Originally throwing it on sizzling hot stones placed over an open fire was the method for popping corn. With no way to contain it, the popcorn would explode in various directions, and anyone who wanted to eat it had to find it first.

American Indians popped corn 2,000 years ago, and Christopher Columbus, on landing here in 1492, observed West Indian natives wearing popcorn corsages. Popcorn also was used to decorate ceremonial headdresses, and enterprising Indians sold popcorn to Columbus’ sailors. Popcorn that is more than 1,000 years old was discovered on the east coast of Peru. Preserved by the Peruvian Indians, this popcorn still pops a millennium or so later.

The Aztecs, according to Cortez, used popcorn to decorate their ceremonial garb as a symbol of goodwill and peace. The Aztecs also fashioned necklaces and other ornaments from popcorn to place on the statues of their deities, particularly that of the god Tlaloc, who represented rain, fertility, and maize.

Ways of popping corn differed over the years. Eschewing throwing kernels on hot slabs, the Iroquois, in the 17th century, popped their corn in pottery containing heated sand. Other ancient poppers were made of soapstone, pottery and metal, some with tripod legs, and some large clay containers with lids, designed to be set right in the fire.

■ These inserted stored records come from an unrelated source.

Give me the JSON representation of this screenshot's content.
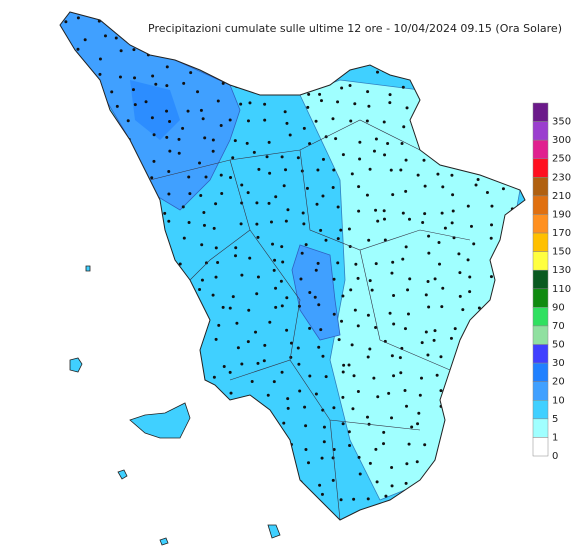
{
  "title": "Precipitazioni cumulate sulle ultime 12 ore - 10/04/2024 09.15 (Ora Solare)",
  "legend": [
    {
      "label": 350,
      "color": "#6b1a8a"
    },
    {
      "label": 300,
      "color": "#9b3fcf"
    },
    {
      "label": 250,
      "color": "#e0208f"
    },
    {
      "label": 230,
      "color": "#ff1020"
    },
    {
      "label": 210,
      "color": "#b06010"
    },
    {
      "label": 190,
      "color": "#e07010"
    },
    {
      "label": 170,
      "color": "#ff9020"
    },
    {
      "label": 150,
      "color": "#ffc000"
    },
    {
      "label": 130,
      "color": "#ffff40"
    },
    {
      "label": 110,
      "color": "#0a5a20"
    },
    {
      "label": 90,
      "color": "#108a10"
    },
    {
      "label": 70,
      "color": "#30e060"
    },
    {
      "label": 50,
      "color": "#90e0a0"
    },
    {
      "label": 30,
      "color": "#4040ff"
    },
    {
      "label": 20,
      "color": "#2080ff"
    },
    {
      "label": 10,
      "color": "#40a0ff"
    },
    {
      "label": 5,
      "color": "#40d0ff"
    },
    {
      "label": 1,
      "color": "#a0ffff"
    },
    {
      "label": 0,
      "color": "#ffffff"
    }
  ]
}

Popcorn was served at the first Thanksgiving feast, brought to the Pilgrims by Quadequine, a brother of Chief Massasoit of the Wampanoag tribe. Colonials loved the dish so much, they used to serve it with sugar and cream for breakfast. Popcorn carts, invented in 1885, were so popular that crowds would follow them down the streets, watching the kernels develop.

And popcorn still is one of the most popular snacks. More than one billion pounds are consumed a year, with the average American eating approximately 70 quarts per person yearly.